Insert, update and delete all follow the same pattern. To get rid of the boring ‘take the correct action for each branch’ code I factored that out into the modify function to better comply with the DRY principle.

insert :: Ord k => [k] -> v -> TernaryTrie k v -> TernaryTrie k v
insert k  v Empty = insert k v $
                    Node Nothing (take 1 k) Empty Empty Empty
insert [] v t     = t { val = Just v }
insert k  v t     = modify (flip insert v) k t

update :: Ord k => [k] -> v -> (v -> v) ->
          TernaryTrie k v -> TernaryTrie k v
update k  v _ Empty = insert k v Empty
update [] v p t     = t { val = Just . maybe v p $ val t }
update k  v p t     = modify (\x -> update x v p) k t

delete :: Ord k => [k] -> TernaryTrie k v -> TernaryTrie k v
delete _  Empty = Empty
delete [] t     = t { val = Nothing }
delete k  t     = modify delete k t

modify :: Ord k => ([k] -> TernaryTrie k v -> TernaryTrie k v) ->
                   [k] -> TernaryTrie k v -> TernaryTrie k v
modify f k t = case compare (take 1 k) (split t) of
                    LT -> t { lb = f (drop 0 k) $ lb t }
                    EQ -> t { eb = f (drop 1 k) $ eb t }
                    GT -> t { gb = f (drop 0 k) $ gb t }

And more recursion for the enlist method.
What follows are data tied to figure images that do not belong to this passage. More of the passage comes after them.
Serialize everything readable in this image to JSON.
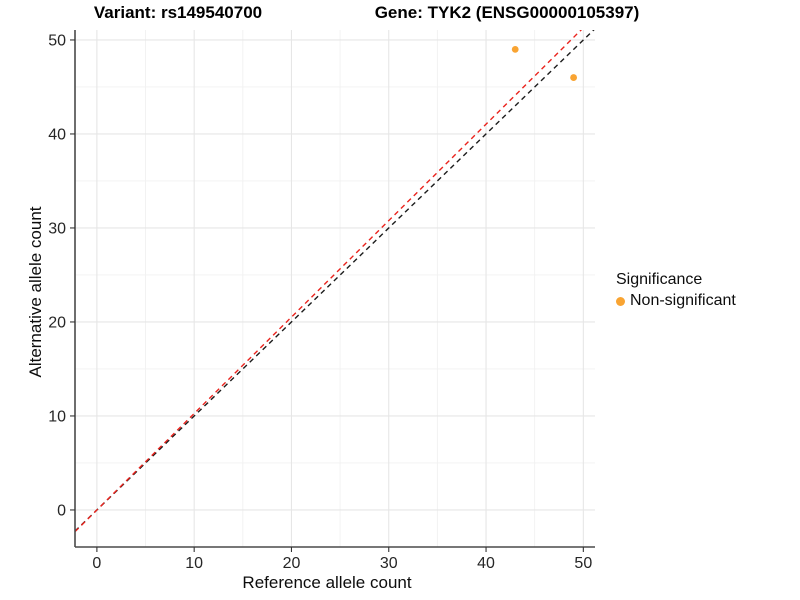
{
  "header": {
    "variant_title": "Variant: rs149540700",
    "gene_title": "Gene: TYK2 (ENSG00000105397)"
  },
  "axes": {
    "x_label": "Reference allele count",
    "y_label": "Alternative allele count",
    "x_ticks": [
      0,
      10,
      20,
      30,
      40,
      50
    ],
    "y_ticks": [
      0,
      10,
      20,
      30,
      40,
      50
    ],
    "x_minor_ticks": [
      5,
      15,
      25,
      35,
      45
    ],
    "y_minor_ticks": [
      5,
      15,
      25,
      35,
      45
    ]
  },
  "legend": {
    "title": "Significance",
    "items": [
      {
        "label": "Non-significant",
        "color": "#F9A432"
      }
    ]
  },
  "chart_data": {
    "type": "scatter",
    "title": "Variant: rs149540700 — Gene: TYK2 (ENSG00000105397)",
    "xlabel": "Reference allele count",
    "ylabel": "Alternative allele count",
    "xlim": [
      -2.25,
      51.2
    ],
    "ylim": [
      -3.94,
      51.06
    ],
    "grid": true,
    "legend_position": "right",
    "series": [
      {
        "name": "Non-significant",
        "color": "#F9A432",
        "points": [
          {
            "x": 43,
            "y": 49
          },
          {
            "x": 49,
            "y": 46
          }
        ]
      }
    ],
    "reference_lines": [
      {
        "name": "identity-line",
        "slope": 1.0,
        "intercept": 0,
        "style": "dashed",
        "color": "#1c1c1c"
      },
      {
        "name": "fit-line",
        "slope": 1.026,
        "intercept": 0,
        "style": "dashed",
        "color": "#ea231d"
      }
    ]
  },
  "style_colors": {
    "point": "#F9A432",
    "axis_line": "#4a4a4a",
    "tick_label": "#262626",
    "grid_major": "#e6e6e6",
    "grid_minor": "#f1f1f1"
  }
}
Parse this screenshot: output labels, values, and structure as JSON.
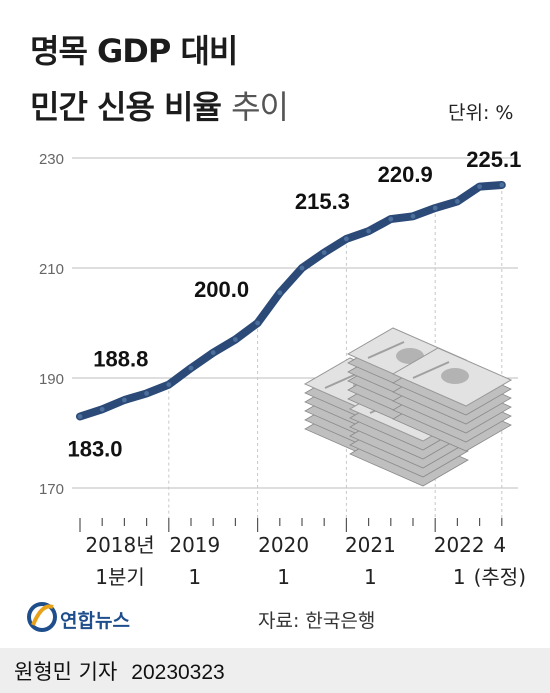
{
  "header": {
    "title_line1": "명목 GDP 대비",
    "title_line2_bold": "민간 신용 비율",
    "title_line2_light": "추이",
    "unit": "단위: %"
  },
  "chart_data": {
    "type": "line",
    "title": "명목 GDP 대비 민간 신용 비율 추이",
    "ylim": [
      165,
      232
    ],
    "yticks": [
      170,
      190,
      210,
      230
    ],
    "grid": true,
    "x": [
      "2018-Q1",
      "2018-Q2",
      "2018-Q3",
      "2018-Q4",
      "2019-Q1",
      "2019-Q2",
      "2019-Q3",
      "2019-Q4",
      "2020-Q1",
      "2020-Q2",
      "2020-Q3",
      "2020-Q4",
      "2021-Q1",
      "2021-Q2",
      "2021-Q3",
      "2021-Q4",
      "2022-Q1",
      "2022-Q2",
      "2022-Q3",
      "2022-Q4"
    ],
    "values": [
      183.0,
      184.3,
      186.0,
      187.2,
      188.8,
      191.8,
      194.6,
      197.0,
      200.0,
      205.5,
      210.0,
      212.8,
      215.3,
      216.7,
      218.9,
      219.4,
      220.9,
      222.1,
      224.8,
      225.1
    ],
    "labeled_points": [
      {
        "index": 0,
        "label": "183.0"
      },
      {
        "index": 4,
        "label": "188.8"
      },
      {
        "index": 8,
        "label": "200.0"
      },
      {
        "index": 12,
        "label": "215.3"
      },
      {
        "index": 16,
        "label": "220.9"
      },
      {
        "index": 19,
        "label": "225.1"
      }
    ],
    "xlabels": [
      {
        "index": 0,
        "line1": "2018년",
        "line2": "1분기"
      },
      {
        "index": 4,
        "line1": "2019",
        "line2": "1"
      },
      {
        "index": 8,
        "line1": "2020",
        "line2": "1"
      },
      {
        "index": 12,
        "line1": "2021",
        "line2": "1"
      },
      {
        "index": 16,
        "line1": "2022",
        "line2": "1"
      },
      {
        "index": 19,
        "line1": "4",
        "line2": "(추정)"
      }
    ],
    "line_color": "#2b4a77",
    "marker_color": "#4d6f9c"
  },
  "footer": {
    "source": "자료: 한국은행",
    "logo_text": "연합뉴스",
    "byline": "원형민 기자",
    "date": "20230323"
  }
}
enlist :: TernaryTrie k v -> [([k], v)]
enlist = enlist' [] where
    enlist' _ Empty = []
    enlist' k t     =
        maybe [] (\v -> [(k, v)]) (val t) ++ enlist' k (lb t) ++
        enlist' (k ++ split t) (eb t) ++ enlist' k (gb t)

And we test it by finding the 25 most common words in the bible.

main :: IO ()
main = print . take 25 . reverse . K.sort snd . enlist .
       foldl (\t k -> update k 1 succ t) Empty .
       map (map toLower . filter isAlpha) . words =<<
       readFile "bible.txt"

And there we go. With 35 lines it’s not a huge reduction (although the provided solution grows by about 15 lines if you reformat it to the 65-ish character limit I use on this blog), but that was to be expected since it’s mostly basic recursion, which doesn’t easily lend itself to alternative solutions. Still, it’ll do.